Thread: My own calloc() not working.

Hi,

I'm trying to write my own version of the function calloc().
Below is the code.
Something goes wrong. The output when using my own calloc() is just random integers. The varibales in my_calloc don't seem to be local though, since the call a[0] in main gives the number assigned in my_calloc() (The code commented out).

1) somebody knows what's wrong?
2) if I correct it will my function my_calloc() work as the standard function calloc()?

Code:

// Trying out calloc()
#include <stdio.h>
#include <stdlib.h>

int *my_calloc(size_t n, size_t size);

int main(void)
{
    int i, n;
    int *a;
    printf("Number of elements: ");
    scanf("%d", &n);
    
    //a = (int *) calloc(n, sizeof(int));
    a = my_calloc(n, sizeof(int));
    
    // Printfs just for test
    printf("a[0]: %d\n", a[0]);
    printf("a[1]: %d\n", a[1]);
    printf("a[2]: %d\n", a[2]);
    // End test
    
    printf("Enter numbers: \n");
    for(i = 0; i < n; i++)
        scanf("%d", &a[i]);
    printf("Numbers entered: \n");
    for(i = 0; i < n; i++)
        printf("%d  ", a[i]);
    printf("\n");
    
    
    return 0;

}

int *my_calloc(size_t n, size_t size)
{
    int mem[n];
    int *ptr;
    ptr = mem;
    
    /* Just to test
    mem[0] = 3;
    mem[1] = 2;
    mem[2] = 1;
    printf("Inside my_calloc: %d\n", mem[0]);
    */
    return ptr;
}

Thanks. Was trying to write:

Code:

static int mem[n];

in my_calloc() but didnt work.
Not sure what you mean with initializing memory to zero.

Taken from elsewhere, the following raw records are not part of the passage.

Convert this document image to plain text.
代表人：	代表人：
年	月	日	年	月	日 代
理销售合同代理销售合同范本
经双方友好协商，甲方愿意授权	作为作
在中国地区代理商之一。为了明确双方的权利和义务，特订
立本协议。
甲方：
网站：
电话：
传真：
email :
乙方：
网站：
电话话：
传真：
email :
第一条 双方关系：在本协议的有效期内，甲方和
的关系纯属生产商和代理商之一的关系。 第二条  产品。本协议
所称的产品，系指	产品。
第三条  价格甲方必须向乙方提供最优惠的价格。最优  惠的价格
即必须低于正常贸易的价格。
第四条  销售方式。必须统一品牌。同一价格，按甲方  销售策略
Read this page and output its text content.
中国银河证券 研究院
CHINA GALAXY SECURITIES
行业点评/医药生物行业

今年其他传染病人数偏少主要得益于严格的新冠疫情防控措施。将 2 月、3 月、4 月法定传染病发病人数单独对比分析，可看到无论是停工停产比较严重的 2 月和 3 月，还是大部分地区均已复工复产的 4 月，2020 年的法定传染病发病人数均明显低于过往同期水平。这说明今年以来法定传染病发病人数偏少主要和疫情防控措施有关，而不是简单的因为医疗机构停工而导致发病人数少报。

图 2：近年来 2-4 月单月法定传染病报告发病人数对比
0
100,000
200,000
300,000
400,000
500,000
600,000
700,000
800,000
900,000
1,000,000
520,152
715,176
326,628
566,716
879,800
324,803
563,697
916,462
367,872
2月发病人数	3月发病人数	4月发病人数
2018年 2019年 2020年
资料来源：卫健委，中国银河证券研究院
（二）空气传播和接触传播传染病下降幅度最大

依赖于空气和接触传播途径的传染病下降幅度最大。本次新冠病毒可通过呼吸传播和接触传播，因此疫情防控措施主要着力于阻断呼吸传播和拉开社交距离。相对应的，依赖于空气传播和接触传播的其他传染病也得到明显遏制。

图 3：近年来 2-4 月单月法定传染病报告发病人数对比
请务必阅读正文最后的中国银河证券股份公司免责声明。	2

Originally Posted by laserlight

mem is a local array, which means that it is destroyed when control returns from my_calloc.

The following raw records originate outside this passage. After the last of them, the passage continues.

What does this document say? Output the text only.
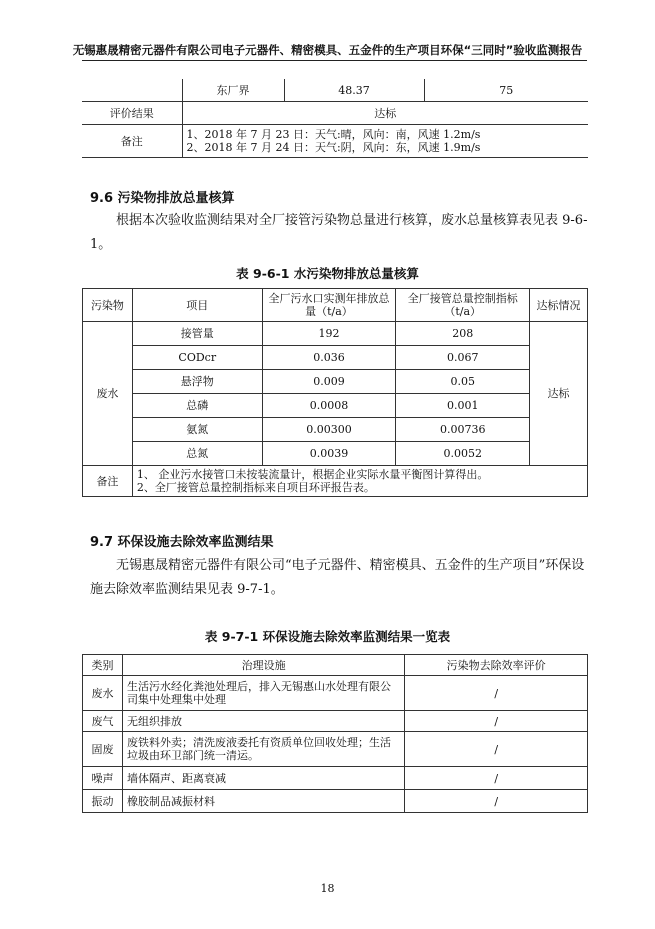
无锡惠晟精密元器件有限公司电子元器件、精密模具、五金件的生产项目环保“三同时”验收监测报告
	东厂界	48.37	75
评价结果	达标		
备注	1、2018 年 7 月 23 日：天气:晴，风向：南，风速 1.2m/s
2、2018 年 7 月 24 日：天气:阴，风向：东，风速 1.9m/s		
9.6 污染物排放总量核算
根据本次验收监测结果对全厂接管污染物总量进行核算，废水总量核算表见表 9-6-1。
表 9-6-1 水污染物排放总量核算
污染物	项目	全厂污水口实测年排放总量（t/a）	全厂接管总量控制指标（t/a）	达标情况
废水	接管量	192	208	达标
	CODcr	0.036	0.067	
	悬浮物	0.009	0.05	
	总磷	0.0008	0.001	
	氨氮	0.00300	0.00736	
	总氮	0.0039	0.0052	
备注	1、 企业污水接管口未按装流量计，根据企业实际水量平衡图计算得出。
2、全厂接管总量控制指标来自项目环评报告表。			
9.7 环保设施去除效率监测结果
无锡惠晟精密元器件有限公司“电子元器件、精密模具、五金件的生产项目”环保设施去除效率监测结果见表 9-7-1。
表 9-7-1 环保设施去除效率监测结果一览表
类别	治理设施	污染物去除效率评价
废水	生活污水经化粪池处理后，排入无锡惠山水处理有限公司集中处理集中处理	/
废气	无组织排放	/
固废	废铁料外卖；清洗废液委托有资质单位回收处理；生活垃圾由环卫部门统一清运。	/
噪声	墙体隔声、距离衰减	/
振动	橡胶制品减振材料	/
18
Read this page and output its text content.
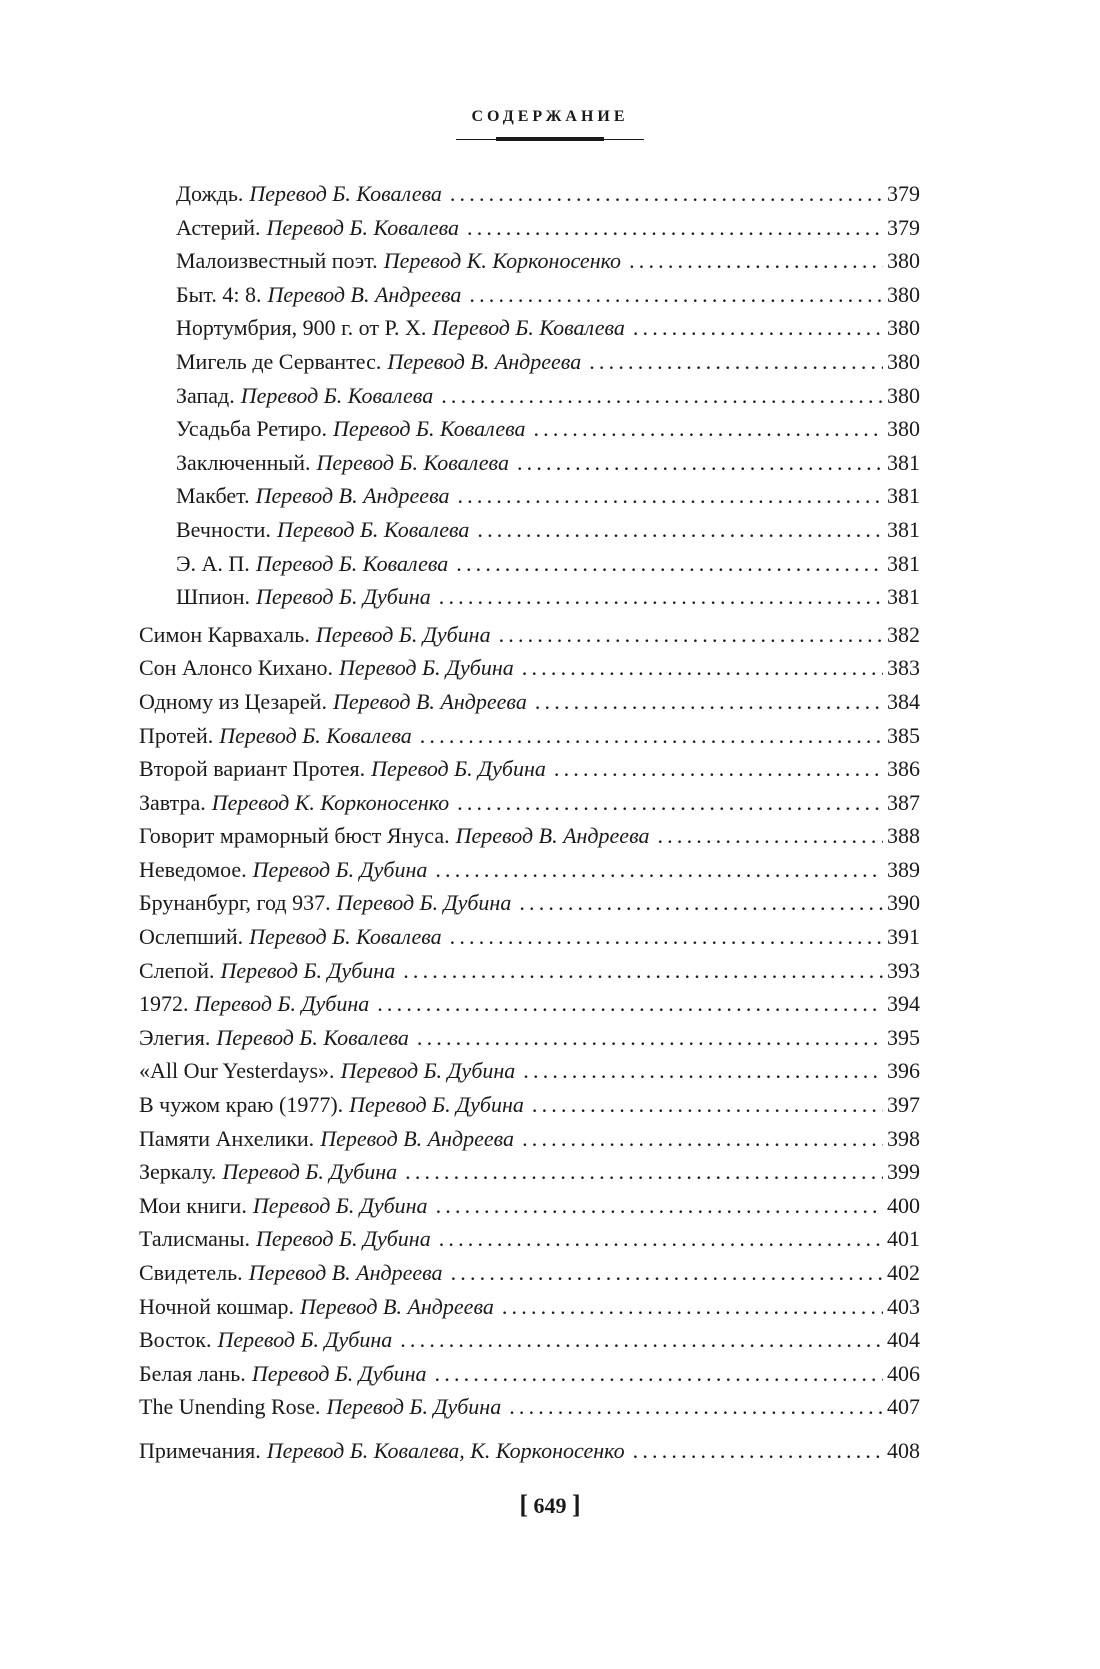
СОДЕРЖАНИЕ
Дождь. Перевод Б. Ковалева .....	379
Астерий. Перевод Б. Ковалева .....	379
Малоизвестный поэт. Перевод К. Корконосенко .....	380
Быт. 4: 8. Перевод В. Андреева .....	380
Нортумбрия, 900 г. от Р. Х. Перевод Б. Ковалева .....	380
Мигель де Сервантес. Перевод В. Андреева .....	380
Запад. Перевод Б. Ковалева .....	380
Усадьба Ретиро. Перевод Б. Ковалева .....	380
Заключенный. Перевод Б. Ковалева .....	381
Макбет. Перевод В. Андреева .....	381
Вечности. Перевод Б. Ковалева .....	381
Э. А. П. Перевод Б. Ковалева .....	381
Шпион. Перевод Б. Дубина .....	381
Симон Карвахаль. Перевод Б. Дубина .....	382
Сон Алонсо Кихано. Перевод Б. Дубина .....	383
Одному из Цезарей. Перевод В. Андреева .....	384
Протей. Перевод Б. Ковалева .....	385
Второй вариант Протея. Перевод Б. Дубина .....	386
Завтра. Перевод К. Корконосенко .....	387
Говорит мраморный бюст Януса. Перевод В. Андреева .....	388
Неведомое. Перевод Б. Дубина .....	389
Брунанбург, год 937. Перевод Б. Дубина .....	390
Ослепший. Перевод Б. Ковалева .....	391
Слепой. Перевод Б. Дубина .....	393
1972. Перевод Б. Дубина .....	394
Элегия. Перевод Б. Ковалева .....	395
«All Our Yesterdays». Перевод Б. Дубина .....	396
В чужом краю (1977). Перевод Б. Дубина .....	397
Памяти Анхелики. Перевод В. Андреева .....	398
Зеркалу. Перевод Б. Дубина .....	399
Мои книги. Перевод Б. Дубина .....	400
Талисманы. Перевод Б. Дубина .....	401
Свидетель. Перевод В. Андреева .....	402
Ночной кошмар. Перевод В. Андреева .....	403
Восток. Перевод Б. Дубина .....	404
Белая лань. Перевод Б. Дубина .....	406
The Unending Rose. Перевод Б. Дубина .....	407
Примечания. Перевод Б. Ковалева, К. Корконосенко .....	408
[ 649 ]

You could look into using lower level facilities, e.g., as provided by your operating system, in order to implement your own version of calloc.

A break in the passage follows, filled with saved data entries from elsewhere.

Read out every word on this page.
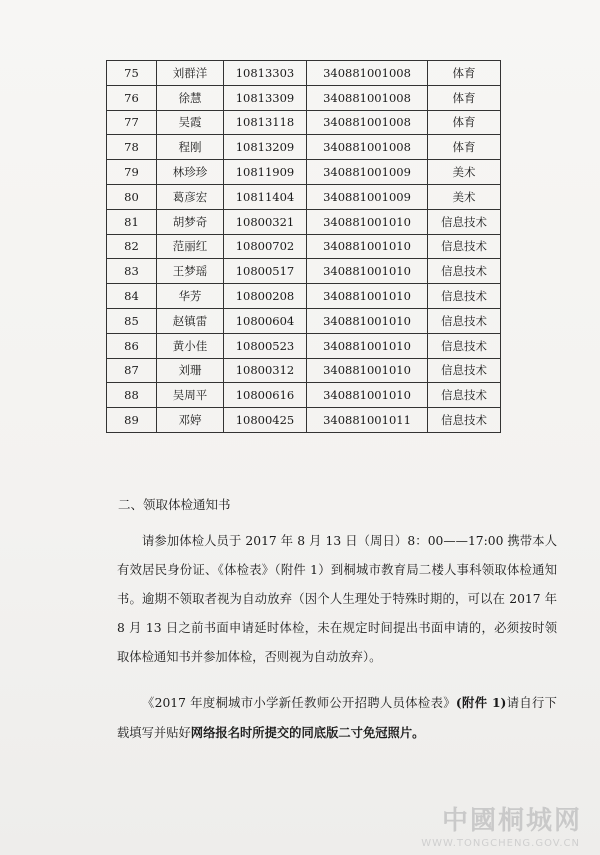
75	刘群洋	10813303	340881001008	体育
76	徐慧	10813309	340881001008	体育
77	吴霞	10813118	340881001008	体育
78	程刚	10813209	340881001008	体育
79	林珍珍	10811909	340881001009	美术
80	葛彦宏	10811404	340881001009	美术
81	胡梦奇	10800321	340881001010	信息技术
82	范丽红	10800702	340881001010	信息技术
83	王梦瑶	10800517	340881001010	信息技术
84	华芳	10800208	340881001010	信息技术
85	赵镇雷	10800604	340881001010	信息技术
86	黄小佳	10800523	340881001010	信息技术
87	刘珊	10800312	340881001010	信息技术
88	吴周平	10800616	340881001010	信息技术
89	邓婷	10800425	340881001011	信息技术

二、领取体检通知书

请参加体检人员于 2017 年 8 月 13 日（周日）8：00——17:00 携带本人有效居民身份证、《体检表》（附件 1）到桐城市教育局二楼人事科领取体检通知书。逾期不领取者视为自动放弃（因个人生理处于特殊时期的，可以在 2017 年 8 月 13 日之前书面申请延时体检，未在规定时间提出书面申请的，必须按时领取体检通知书并参加体检，否则视为自动放弃）。

《2017 年度桐城市小学新任教师公开招聘人员体检表》(附件 1)请自行下载填写并贴好网络报名时所提交的同底版二寸免冠照片。

中國桐城网
WWW.TONGCHENG.GOV.CN
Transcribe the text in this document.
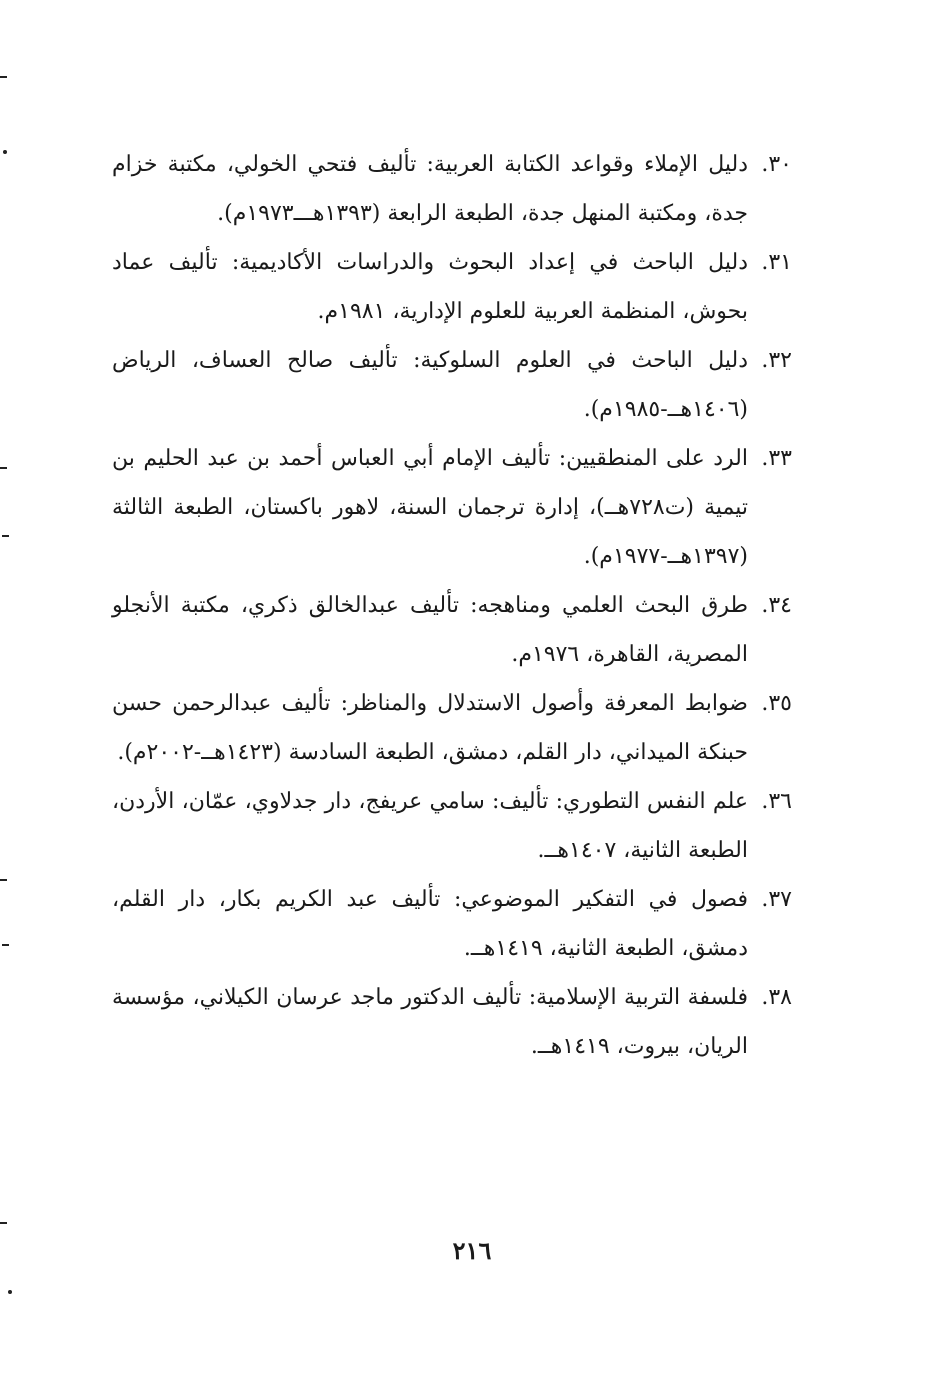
٣٠.
دليل الإملاء وقواعد الكتابة العربية: تأليف فتحي الخولي، مكتبة خزام جدة، ومكتبة المنهل جدة، الطبعة الرابعة (١٣٩٣هـــ١٩٧٣م).
٣١.
دليل الباحث في إعداد البحوث والدراسات الأكاديمية: تأليف عماد بحوش، المنظمة العربية للعلوم الإدارية، ١٩٨١م.
٣٢.
دليل الباحث في العلوم السلوكية: تأليف صالح العساف، الرياض (١٤٠٦هــ-١٩٨٥م).
٣٣.
الرد على المنطقيين: تأليف الإمام أبي العباس أحمد بن عبد الحليم بن تيمية (ت٧٢٨هــ)، إدارة ترجمان السنة، لاهور باكستان، الطبعة الثالثة (١٣٩٧هــ-١٩٧٧م).
٣٤.
طرق البحث العلمي ومناهجه: تأليف عبدالخالق ذكري، مكتبة الأنجلو المصرية، القاهرة، ١٩٧٦م.
٣٥.
ضوابط المعرفة وأصول الاستدلال والمناظر: تأليف عبدالرحمن حسن حبنكة الميداني، دار القلم، دمشق، الطبعة السادسة (١٤٢٣هــ-٢٠٠٢م).
٣٦.
علم النفس التطوري: تأليف: سامي عريفج، دار جدلاوي، عمّان، الأردن، الطبعة الثانية، ١٤٠٧هــ.
٣٧.
فصول في التفكير الموضوعي: تأليف عبد الكريم بكار، دار القلم، دمشق، الطبعة الثانية، ١٤١٩هــ.
٣٨.
فلسفة التربية الإسلامية: تأليف الدكتور ماجد عرسان الكيلاني، مؤسسة الريان، بيروت، ١٤١٩هــ.
٢١٦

OK, I think this will be a more complicated than I can handle now, maybe in the future

in my_calloc() but didnt work.

That's possibly because your compiler doesn't support VLA with a static array. You should be dynamically allocating the memory.

Jim

Originally Posted by laserlight

mem is a local array, which means that it is destroyed when control returns from my_calloc.

But if mem is local, then why do the statements:

Code:

    printf("a[0]: %d\n", a[0]);    printf("a[1]: %d\n", a[1]);
    printf("a[2]: %d\n", a[2]);

in main print out what was assigned in my_calloc() (When comments removed)?

Originally Posted by jimblumberg

That's possibly because your compiler doesn't support VLA with a static array. You should be dynamically allocating the memory.

Jim

The compiler says: error: storage size of ‘mem’ isn’t constant
static int mem[n];

How do I allocate dynamically then (without calloc or using low low level facilities that Laserlight suggested)?

The compiler says: error: storage size of ‘mem’ isn’t constant

That means that the size of the array must be a compile time constant.

What exactly are you trying to accomplish?

Why are you trying to write you're own calloc() function instead of just using the standard calloc()?

Jim

I kind of assumed the my_calloc would be a function that uses malloc() and then initializes it to random values.

Originally Posted by jimblumberg

That means that the size of the array must be a compile time constant.

What exactly are you trying to accomplish?

Why are you trying to write you're own calloc() function instead of just using the standard calloc()?

Jim

I want to know how to write my own calloc() version to learn how it works. I'm new to programming and at the moment I'm learning about pointers and dynamically allocated memory.

I suggest, since you're just learning, really learn the standard functions first. Then once you completely understand how to use the standard functions, malloc(), calloc(), realloc() and free(), it'll be much easier to understand how to roll your own.

Jim

OK, Thanks for the advice Jim, I think I will do that. Makes sense.